Manon contempla sa feuille griffonnée.
— Je recopie tout au propre et je lui dépose en redescendant en ville.
— Non, Manon. Vous devez lui envoyer par la poste. Il ne doit même pas savoir que vous vous êtes approchée de son domicile. Les hommes détestent les intrusions dans leur territoire…
28
Sous un ciel menaçant, Magnier arriva en courant au portail principal, un tournevis à la main.
— Faites que ça marche du premier coup ! supplia-t-il.
Il ouvrit la grille pour piétons maintenant équipée d’une gâche électrique et se posta devant le visiophone fixé le matin même au mur.

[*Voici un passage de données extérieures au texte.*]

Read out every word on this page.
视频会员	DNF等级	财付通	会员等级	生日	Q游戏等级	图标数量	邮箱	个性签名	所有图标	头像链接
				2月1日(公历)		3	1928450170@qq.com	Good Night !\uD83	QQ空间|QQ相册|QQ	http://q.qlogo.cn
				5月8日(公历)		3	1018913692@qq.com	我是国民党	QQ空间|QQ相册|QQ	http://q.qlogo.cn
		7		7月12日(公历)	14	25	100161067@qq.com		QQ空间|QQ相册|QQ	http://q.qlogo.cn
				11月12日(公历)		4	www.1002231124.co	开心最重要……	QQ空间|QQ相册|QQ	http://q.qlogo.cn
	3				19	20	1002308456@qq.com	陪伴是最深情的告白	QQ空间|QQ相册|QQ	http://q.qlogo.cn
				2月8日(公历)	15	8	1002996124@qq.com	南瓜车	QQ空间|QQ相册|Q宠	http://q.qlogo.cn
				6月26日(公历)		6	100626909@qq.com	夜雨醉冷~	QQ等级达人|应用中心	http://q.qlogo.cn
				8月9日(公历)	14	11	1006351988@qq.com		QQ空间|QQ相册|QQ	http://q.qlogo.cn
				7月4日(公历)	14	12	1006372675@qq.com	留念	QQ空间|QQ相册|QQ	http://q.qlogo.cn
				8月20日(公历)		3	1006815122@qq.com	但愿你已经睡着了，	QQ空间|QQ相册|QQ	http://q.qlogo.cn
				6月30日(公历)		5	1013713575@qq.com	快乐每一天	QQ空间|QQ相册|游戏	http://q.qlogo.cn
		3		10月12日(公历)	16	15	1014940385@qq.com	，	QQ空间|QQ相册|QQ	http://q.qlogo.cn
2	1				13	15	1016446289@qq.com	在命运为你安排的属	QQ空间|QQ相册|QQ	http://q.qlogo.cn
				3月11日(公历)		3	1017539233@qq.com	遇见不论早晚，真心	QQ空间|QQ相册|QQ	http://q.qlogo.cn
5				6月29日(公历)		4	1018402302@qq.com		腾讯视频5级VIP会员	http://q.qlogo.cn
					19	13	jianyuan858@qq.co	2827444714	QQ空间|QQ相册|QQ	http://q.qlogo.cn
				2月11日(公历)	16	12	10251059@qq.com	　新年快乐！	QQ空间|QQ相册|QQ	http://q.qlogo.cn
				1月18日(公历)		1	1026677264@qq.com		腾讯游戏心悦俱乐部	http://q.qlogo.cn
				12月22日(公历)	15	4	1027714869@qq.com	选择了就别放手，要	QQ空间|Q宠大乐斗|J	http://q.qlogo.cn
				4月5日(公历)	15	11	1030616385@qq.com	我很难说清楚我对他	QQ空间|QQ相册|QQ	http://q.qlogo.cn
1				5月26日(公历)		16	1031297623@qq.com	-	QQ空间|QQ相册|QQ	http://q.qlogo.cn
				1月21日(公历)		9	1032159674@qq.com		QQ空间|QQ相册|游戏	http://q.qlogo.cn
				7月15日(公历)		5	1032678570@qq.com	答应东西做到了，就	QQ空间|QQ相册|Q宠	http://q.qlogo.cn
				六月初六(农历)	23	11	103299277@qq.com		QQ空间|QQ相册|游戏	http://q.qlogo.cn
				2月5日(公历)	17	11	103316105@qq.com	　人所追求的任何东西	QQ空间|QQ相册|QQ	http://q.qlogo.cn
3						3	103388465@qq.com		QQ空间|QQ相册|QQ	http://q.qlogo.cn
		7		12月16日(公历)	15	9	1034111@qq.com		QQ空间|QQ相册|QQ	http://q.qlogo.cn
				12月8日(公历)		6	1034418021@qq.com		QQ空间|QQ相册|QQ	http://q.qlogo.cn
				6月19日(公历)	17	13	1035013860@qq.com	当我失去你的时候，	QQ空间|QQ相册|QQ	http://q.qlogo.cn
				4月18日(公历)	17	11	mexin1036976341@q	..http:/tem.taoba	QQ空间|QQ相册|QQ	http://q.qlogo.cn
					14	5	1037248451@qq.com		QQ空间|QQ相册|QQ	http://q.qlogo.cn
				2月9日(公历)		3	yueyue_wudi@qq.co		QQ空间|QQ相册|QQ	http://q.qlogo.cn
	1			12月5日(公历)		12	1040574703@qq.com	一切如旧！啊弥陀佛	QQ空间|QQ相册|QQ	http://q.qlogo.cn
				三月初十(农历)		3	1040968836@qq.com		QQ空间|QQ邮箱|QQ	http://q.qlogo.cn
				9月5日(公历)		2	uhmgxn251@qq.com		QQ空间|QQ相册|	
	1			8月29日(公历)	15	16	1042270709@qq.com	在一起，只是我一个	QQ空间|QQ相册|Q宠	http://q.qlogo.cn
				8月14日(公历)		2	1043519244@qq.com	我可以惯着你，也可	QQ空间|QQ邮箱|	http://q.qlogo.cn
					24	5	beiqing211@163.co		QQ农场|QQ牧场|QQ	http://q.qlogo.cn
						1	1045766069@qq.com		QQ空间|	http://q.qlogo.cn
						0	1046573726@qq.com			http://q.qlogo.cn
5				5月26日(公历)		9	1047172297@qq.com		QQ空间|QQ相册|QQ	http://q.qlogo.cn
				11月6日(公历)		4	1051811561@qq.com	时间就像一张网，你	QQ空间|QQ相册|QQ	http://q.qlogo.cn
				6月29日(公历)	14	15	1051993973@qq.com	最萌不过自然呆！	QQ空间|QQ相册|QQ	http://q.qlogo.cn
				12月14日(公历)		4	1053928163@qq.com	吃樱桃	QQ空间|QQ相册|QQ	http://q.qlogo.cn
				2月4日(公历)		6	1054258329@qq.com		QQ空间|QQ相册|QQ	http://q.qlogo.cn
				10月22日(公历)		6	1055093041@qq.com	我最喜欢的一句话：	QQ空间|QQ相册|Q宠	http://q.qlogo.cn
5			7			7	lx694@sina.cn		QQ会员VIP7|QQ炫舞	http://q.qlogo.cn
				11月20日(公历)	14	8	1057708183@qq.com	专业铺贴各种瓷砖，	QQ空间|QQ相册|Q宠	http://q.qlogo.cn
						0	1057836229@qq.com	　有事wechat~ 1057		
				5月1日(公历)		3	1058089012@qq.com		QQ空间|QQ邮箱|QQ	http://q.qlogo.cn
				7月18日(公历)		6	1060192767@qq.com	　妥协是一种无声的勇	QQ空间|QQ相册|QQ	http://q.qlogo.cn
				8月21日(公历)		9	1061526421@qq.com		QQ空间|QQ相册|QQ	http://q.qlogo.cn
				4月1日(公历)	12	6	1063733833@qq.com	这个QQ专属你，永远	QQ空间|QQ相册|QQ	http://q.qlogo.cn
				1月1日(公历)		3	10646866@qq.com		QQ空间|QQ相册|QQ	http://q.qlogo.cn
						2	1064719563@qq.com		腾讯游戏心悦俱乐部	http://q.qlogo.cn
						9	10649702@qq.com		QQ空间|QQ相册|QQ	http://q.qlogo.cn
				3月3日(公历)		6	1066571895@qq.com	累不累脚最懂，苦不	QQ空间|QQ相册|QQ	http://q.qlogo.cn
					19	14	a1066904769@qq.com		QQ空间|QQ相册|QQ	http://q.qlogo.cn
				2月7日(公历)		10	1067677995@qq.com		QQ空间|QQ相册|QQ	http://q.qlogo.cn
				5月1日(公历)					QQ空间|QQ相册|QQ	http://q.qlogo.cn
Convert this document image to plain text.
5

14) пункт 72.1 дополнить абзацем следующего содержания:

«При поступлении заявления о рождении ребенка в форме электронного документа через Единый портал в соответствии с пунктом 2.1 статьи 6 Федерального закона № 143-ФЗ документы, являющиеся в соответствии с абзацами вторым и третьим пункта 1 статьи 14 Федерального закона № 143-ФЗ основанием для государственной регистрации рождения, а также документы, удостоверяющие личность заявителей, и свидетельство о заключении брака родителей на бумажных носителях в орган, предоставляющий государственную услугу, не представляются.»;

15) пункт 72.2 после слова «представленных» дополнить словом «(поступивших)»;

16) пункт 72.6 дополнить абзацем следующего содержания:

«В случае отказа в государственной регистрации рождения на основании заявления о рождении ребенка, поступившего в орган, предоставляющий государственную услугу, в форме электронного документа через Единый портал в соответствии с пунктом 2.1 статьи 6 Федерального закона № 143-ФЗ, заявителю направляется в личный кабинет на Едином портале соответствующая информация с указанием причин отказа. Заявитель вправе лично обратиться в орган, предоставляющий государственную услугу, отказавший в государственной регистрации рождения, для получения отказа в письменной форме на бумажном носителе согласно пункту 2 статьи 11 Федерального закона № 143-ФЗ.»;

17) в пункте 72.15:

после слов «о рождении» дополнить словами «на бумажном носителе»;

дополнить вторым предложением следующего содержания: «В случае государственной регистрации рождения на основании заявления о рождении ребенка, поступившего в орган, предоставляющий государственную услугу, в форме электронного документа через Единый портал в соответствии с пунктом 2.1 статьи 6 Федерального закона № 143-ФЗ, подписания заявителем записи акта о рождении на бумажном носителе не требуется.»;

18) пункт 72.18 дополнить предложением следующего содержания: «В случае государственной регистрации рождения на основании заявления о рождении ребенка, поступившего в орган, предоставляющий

Comme un joueur de casino superstitieux qui va lancer les dés, il se frotta les pouces sur le bout des autres doigts avant d’enfoncer le bouton d’appel.
À la première sonnerie, Blake, qui attendait devant le récepteur installé dans le hall du manoir, répondit. Sur le minuscule écran noir et blanc s’afficha le visage de Magnier. La caméra basse définition et l’optique grand angle lui faisaient une tête de batracien, sphérique avec des yeux énormes et une bouche minuscule. Blake n’aurait pas été surpris de voir des bulles sortir de ses lèvres.
— Tu m’entends ? demanda le régisseur.